ITOH JUNJI KYOFU MANGA COLLECTION © JUNJI ITO/THE ASAHI SHIMBUN COMPANY

Plus qu’une adaptation de cette figure fantastique intemporelle, Frankenstein est une œuvre à part entière des créations de Junji Itô. Étant déjà familier avec le monstre Frankenstein par la réalisation culte de James Whale et de l’acteur Boris Karloff, laissant une marque indélébile dans la rétine de Junji Itô. L’auteur se plongea dans les écrits originels du roman de Mary Shelley, dont deux aspects primordiaux influencèrent son futur récit : 

« À ma lecture du roman, j’étais étonné par la tournure très philosophique que prend l’œuvre contrairement au film. Si bien que j’ai décidé d’être le plus fidèle possible bien que j’y apporte de nombreuses altérations par rapport à l’œuvre originale de Mary Shelley. Il était nécessaire de rester fidèle à l’esprit du roman, c’était très important pour moi. Le second point qui m’avait marqué dans le roman, c’est l’instant où le monstre demande à Frankenstein de concevoir un autre monstre qui soit sa femme. Cependant, dans le roman, cette dernière n’est pas « fabriquée ». Et je pensais qu’il serait plus intéressant que dans mon manga Frankenstein conçoive la femme du monstre » – Junji Itô

Pour accentuer la figure de la femme du monstre de Frankenstein Junji Itô imagine avec la plus grande des attentions la manière de la concevoir : un assemblement de morceaux de chair recueillis dans des tombes, la tête du monstre en provenance de la domestique, un personnage important de l’intrigue qui fût condamnée malgré son innocence. L’auteur constatera plus tard que Kenneth Branagh avait aussi fait le choix d’intégrer la femme du monstre dans sa vision de Frankenstein. La destruction et la déformation du corps est un symbole souvent aux racines des créations de Junji Itô, la pierre angulaire de ses racines est la peur intérieure de l’auteur.
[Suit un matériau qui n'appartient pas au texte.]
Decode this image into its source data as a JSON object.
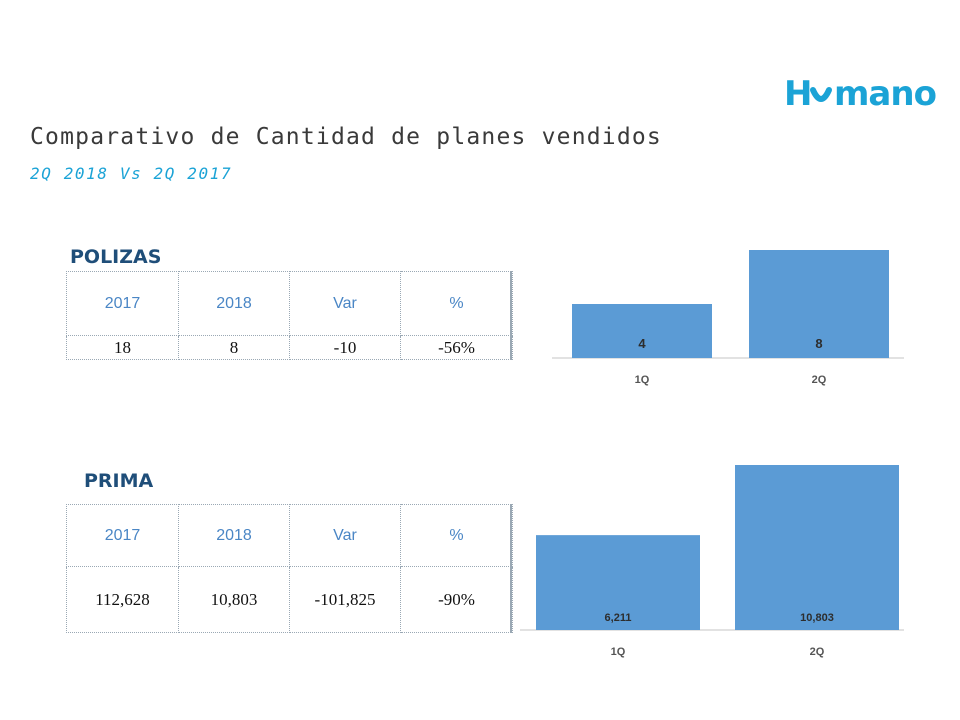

Quelle répercussion pourrait-il avoir si son propre corps connaissait le même sort que ses nombreux personnages ? Une peur profonde, vibrante à travers ses œuvres et dont cette dernière a toujours un lien étroit avec la folie, la démence tirant vers l’humour. À l’image d’un groupe d’amis se narrant des histoires d’horreurs pour se faire rire, une variation de ton bien connue dans l’idée et l’imaginaire collectif. 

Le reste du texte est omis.